Company Overview
Baseten provides a powerful platform for deploying and scaling machine learning models in production, simplifying the complex process of taking models from development to real-world applications. Their platform offers features like model serving, autoscaling, A/B testing, and monitoring, allowing data scientists and developers to focus on building models rather than managing infrastructure. Baseten aims to be the go-to solution for enterprises looking to operationalize their AI investments quickly and reliably.
Tech Stack
Baseten's platform is built on modern cloud-native technologies, emphasizing scalability, reliability, and ease of use. The core tech stack likely includes Python for ML-related services, Go or Rust for high-performance backend components, and TypeScript/React for the frontend. They leverage Kubernetes for container orchestration, cloud providers like AWS/GCP for infrastructure, and potentially specialized ML frameworks for model serving optimization. Data storage and processing would involve technologies like PostgreSQL, Kafka, and various data warehousing solutions.
Growth & Funding
Founded in 2019, Baseten has rapidly grown to address the critical need for robust MLOps infrastructure. They recently closed a Series D funding round, raising $150 million from leading investors including Bond, CapitalG, IVP, and Spark Capital.

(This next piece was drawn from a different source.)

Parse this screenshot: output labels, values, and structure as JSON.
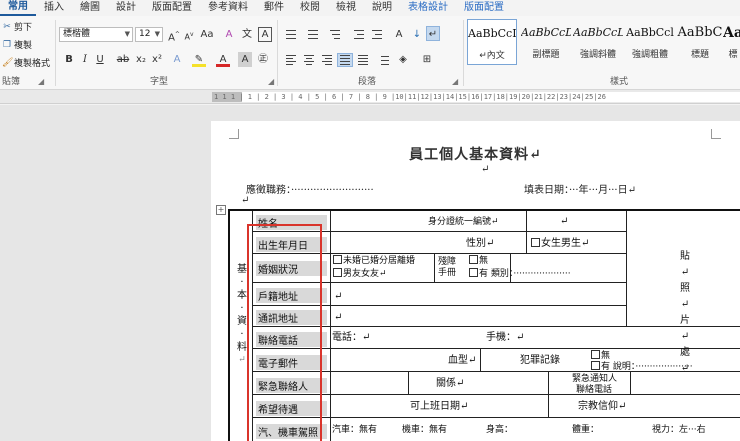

This significant capital injection validates Baseten's product market fit and will be used to accelerate product development, expand their engineering and go-to-market teams, and enhance their platform capabilities to serve a growing customer base.
Work Environment & Who Thrives Here
Baseten cultivates a dynamic, technically challenging, and product-focused work environment. The culture emphasizes innovation, rapid iteration, and a strong commitment to customer success. Employees are encouraged to take ownership, collaborate across teams, and contribute to a platform that directly impacts how companies deploy AI. The company values individuals who are proactive, adaptable, and passionate about solving real-world MLOps problems. A hybrid work model supports both collaborative in-person work and individual focus.
Who Thrives Here
This environment is ideal for software engineers, machine learning engineers, and product managers who are passionate about MLOps, cloud infrastructure, and building developer-centric tools. Individuals who enjoy working on complex distributed systems, optimizing ML workflows, and contributing to a platform that empowers data scientists will find Baseten a stimulating place to work. Experience with Kubernetes, cloud platforms, Python, and ML model deployment is highly beneficial.
Founded
2019
Employees
51-200
Valuation
Series D, $150M raised
Work Model
Hybrid
The interview process typically involves an initial recruiter screen, a technical phone screen (coding or system design), followed by several rounds of virtual or on-site interviews. These rounds often include deep dives into system architecture, MLOps concepts, coding challenges, and behavioral questions, with an emphasis on practical problem-solving.